At a loss this week, not sure if it’s because I blogged extra last week 🙂
I’ve noticed we’re all feeding each other and where it can’t be taken in the literal it will be in the emotional sense of the meaning. For – all the people who are starving it is hope that carries them, thoughts fueled by hope of knowing better days.
So if our words [in part] are food, on a scale of 1-10 how nourishing is your vocabulary?
Do you give a compliment only to take it away in the same sentence or are you happy with a willful heart sharing and spreading the love.
Having experienced people who try to work me, meaning there are those who fully realise the power of words, nifty quotes, that may actually be used out of context. Say person (a) has a positive association to an empowering sentence, person (b) serves it up nicely as though offering supportive words but layers positive with some negative, playing on or testing issues person (a) is self-conscious about. It can be a stealthy way of keeping someone caught up in their own issues instead of pointing them happily toward the end of the tunnel.
What about ‘Reverse’ psychology, it amuses me when someone boldly tries this on me [still] and depending on the situation/person I’ll boldly call them on it! I’m certainly immune to nothing and as susceptible to manipulation as we all can be however a little bit of detachment can go a very long way in these situations. Stepping back from the initial confusion, doubt, pause, remember in that moment who you are [regardless of how much you’ve managed to figure out about yourself at this point] hold on to those thoughts, remain anchored by the positive and knowingly or not allow all else to wash over you, take a deep breath and smile. You are secure in yourself ~
Detachment, I’ve been hearing a lot about it, the word itself can be somewhat misinterpreted but then aren’t most things like this in life. If you don’t imagine so, take anything, yes anything and apply it to the rest of your life. Believe it or not anything from feelings to products to words are metamorphic [in my opinion]. It’s similar to me saying a painting can become music and you think well how can that be its solid and music isn’t!! A different perspective is all that stands in the way of understanding all of life’s little gems, languages, cuisine, outlooks, products, needs, wants etc.

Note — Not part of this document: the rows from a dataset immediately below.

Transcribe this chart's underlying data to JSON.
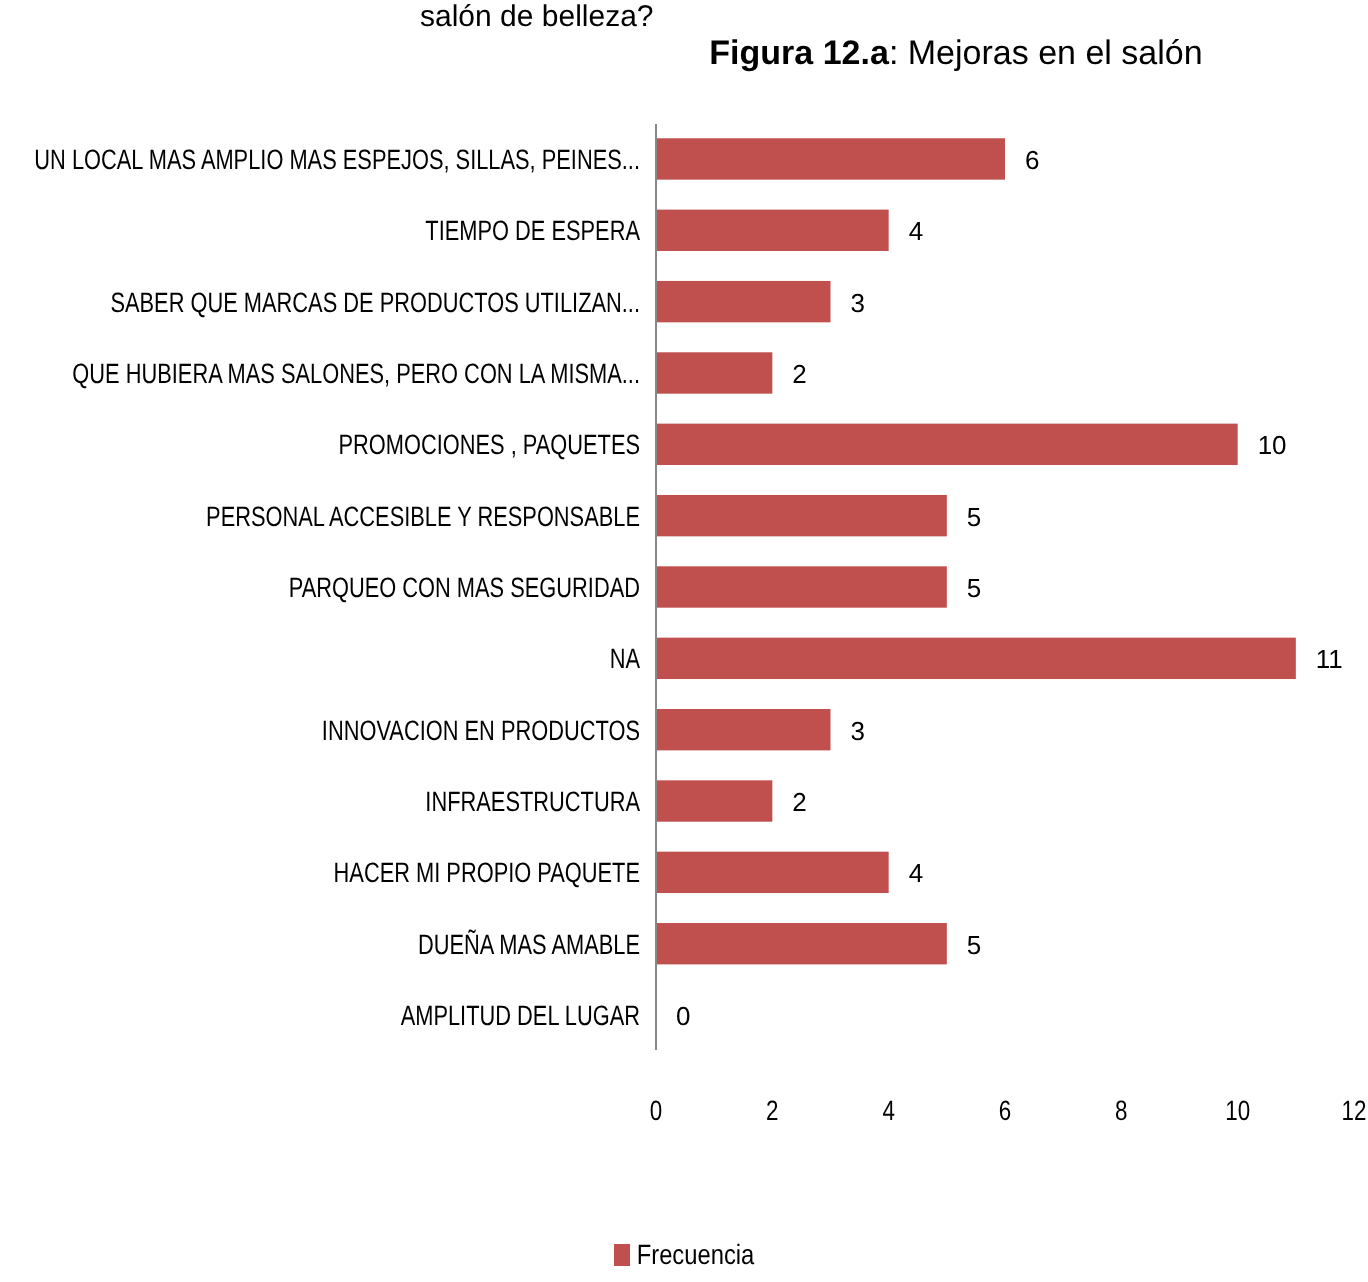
{
  "chart_data": {
    "type": "bar",
    "orientation": "horizontal",
    "title": "Figura 12.a: Mejoras en el salón",
    "annotations": [
      "salón de belleza?"
    ],
    "categories": [
      "UN LOCAL MAS AMPLIO MAS ESPEJOS, SILLAS, PEINES...",
      "TIEMPO DE ESPERA",
      "SABER QUE MARCAS DE PRODUCTOS UTILIZAN...",
      "QUE HUBIERA MAS SALONES, PERO CON LA MISMA...",
      "PROMOCIONES , PAQUETES",
      "PERSONAL ACCESIBLE Y RESPONSABLE",
      "PARQUEO CON MAS SEGURIDAD",
      "NA",
      "INNOVACION EN PRODUCTOS",
      "INFRAESTRUCTURA",
      "HACER MI PROPIO PAQUETE",
      "DUEÑA MAS AMABLE",
      "AMPLITUD DEL LUGAR"
    ],
    "series": [
      {
        "name": "Frecuencia",
        "color": "#c0504d",
        "values": [
          6,
          4,
          3,
          2,
          10,
          5,
          5,
          11,
          3,
          2,
          4,
          5,
          0
        ]
      }
    ],
    "xlim": [
      0,
      12
    ],
    "xticks": [
      0,
      2,
      4,
      6,
      8,
      10,
      12
    ],
    "data_labels": true,
    "legend": "bottom",
    "grid": false
  }
}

We’re always moving, we’re always feeding, dancing with each other, telling stories, there is so much more to sustain our being than the obvious.
I had also been thinking about how much we hide from each other in terms of who we really our or what we really like to do. Why isn’t our society more visible and in part [I believe] it’s to do with what is viewed as acceptable. And the more we deprive or falsely feed each other the worse off our community, friendships or any relationship will be.
Take sexual relations, you meet someone, you like them, enjoy their company, but they aren’t being completely honest about who they are. It’s not that they’re evil or purposely misleading you but perhaps they like something unusual in the bedroom department [I’m hesitant to set a scale for what this might be as we are ALL different]. So because one person ‘thinks’ what they like is a bit naughty, not ‘acceptable’ they may hide to a certain extent. They really like their new partner but through fear of not being understood they risk throwing it all away. If you hide who you are, you aren’t being honest in verbal or physical communication, for anything to survive the pathways of communication have to remain clear and regular maintenance is a must!
Take a platonic relationship, the same could be applied the layers of friendship are different but by no meanings any less relevant.
Take a working relationship, if you aren’t honest about your ability or experience you’re hiding and in hiding you are not being honest in your verbal or physical communication. If you say you have the tools to fix the problem but it turns out you don’t, usually the sad fact is you’re not just risking your own happiness but everyone’s around you… and beyond.
So on a scale of 1-10 how nourishing is your vocabulary, does it allow others to be themselves, encourage them to be visible or are you unwittingly reinforcing a repressed way of life?
I myself over recent months have been trying to adjust my thoughts, be open and honest, it will amaze you how your mouth and vocab follow suit.
Rushed words hide nothing, for as rushed as they come out, they are propelled to the ears, mind and ether. Lost to the days and length of time that it will take to put right the wrong feelings that are a consequence for all of our negative, repressed selves.